Dr Noko rejects any suggestion that reaction against proselytism might be a factor or justification in the case. "The Taliban elements that are responsible for these acts are driven by political purposes rather than religious ones. Their actions should be judged and treated accordingly, as the crimes that they are," he states.

The LWF is a global communion of Christian churches in the Lutheran tradition. Founded in 1947 in Lund, Sweden, the LWF currently has 140 member churches in 78 countries all over the world, with a total membership of nearly 66.7 million.

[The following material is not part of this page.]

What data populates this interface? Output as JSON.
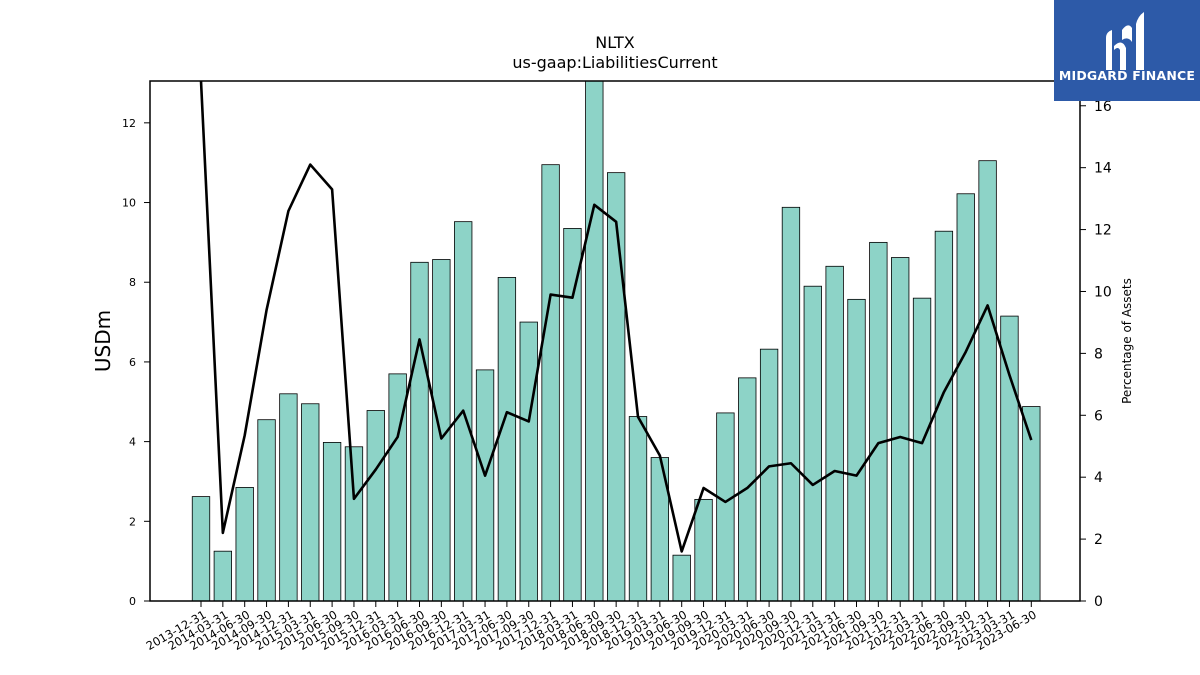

The full text of the statement follows:

All people of faith and goodwill are praying for the safe release of the 21 South Korean hostages still held by the Taliban in Afghanistan. Efforts by the South Korean Government to negotiate with Taliban representatives in order to secure the safe release of the hostages should be strongly supported by the international community. This crisis should be resolved by negotiation, rather than by military or other means that might put the lives of the hostages at further risk.

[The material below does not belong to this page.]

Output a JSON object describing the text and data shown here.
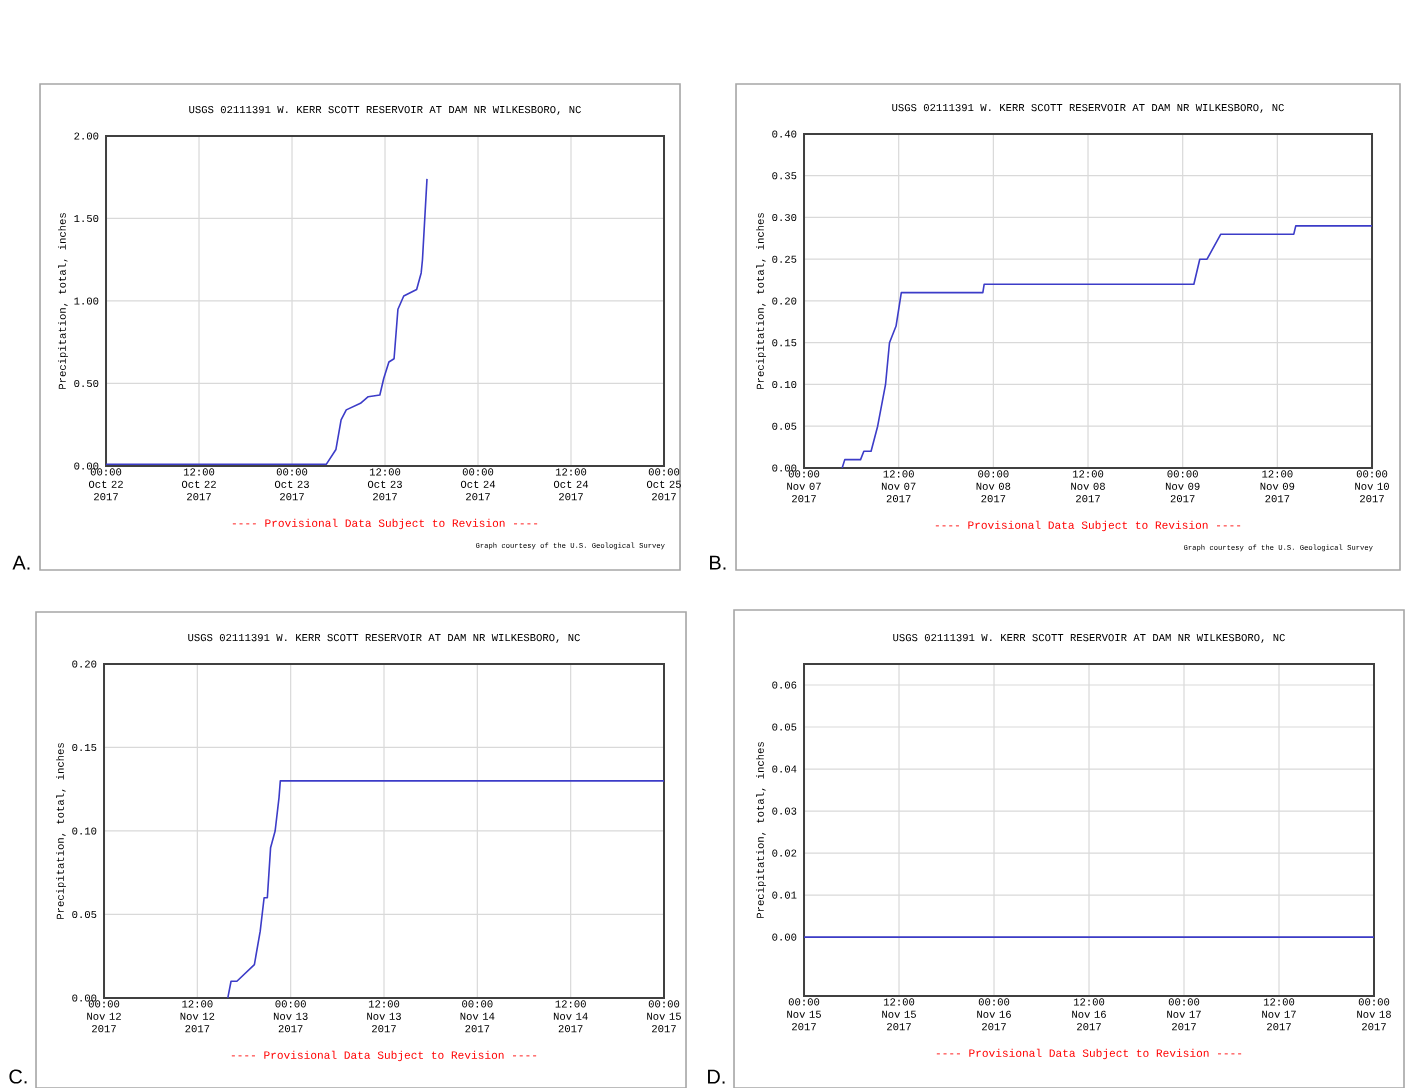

The peril facing the hostages has been tragically underlined by the brutal killing of two of their number. The captors of the hostages have thereby amply demonstrated their willingness to take innocent lives in pursuit of their political objectives.

I reject any suggestion, as has been made by some commentators, that reaction against proselytism is a factor*let alone a justification*in this case. The Taliban elements that are responsible for these acts are driven by political purposes rather than religious ones. Their actions should be judged and treated accordingly, as the crimes that they are.

I strongly believe that inter-faith cooperation between religious leaders following their true calling to the promotion of peace can help resolve this crisis, especially when political considerations on the part of some leading members of the international community have created obstacles to pragmatic initiatives to secure the hostages? release.

I call upon the Taliban to release the remaining hostages unharmed, and to cease targeting civilians in their political and military campaign. I call upon all members of the international community to support efforts to achieve a negotiated resolution of this crisis.

I pray for the families of the hostages whose lives have already brutally been taken, that they will be comforted and consoled in their grief. I pray that the violence and cruelty shown to these innocent people will not breed yet more violence and cruelty, but will amplify the message of peace that they proclaimed. I pray for those who perpetrated these crimes, that their hearts will be changed and that they will cease to be obstacles in the way of peace. I pray for all the people of Afghanistan, that the peace that they desire will soon be theirs and a heritage for their children.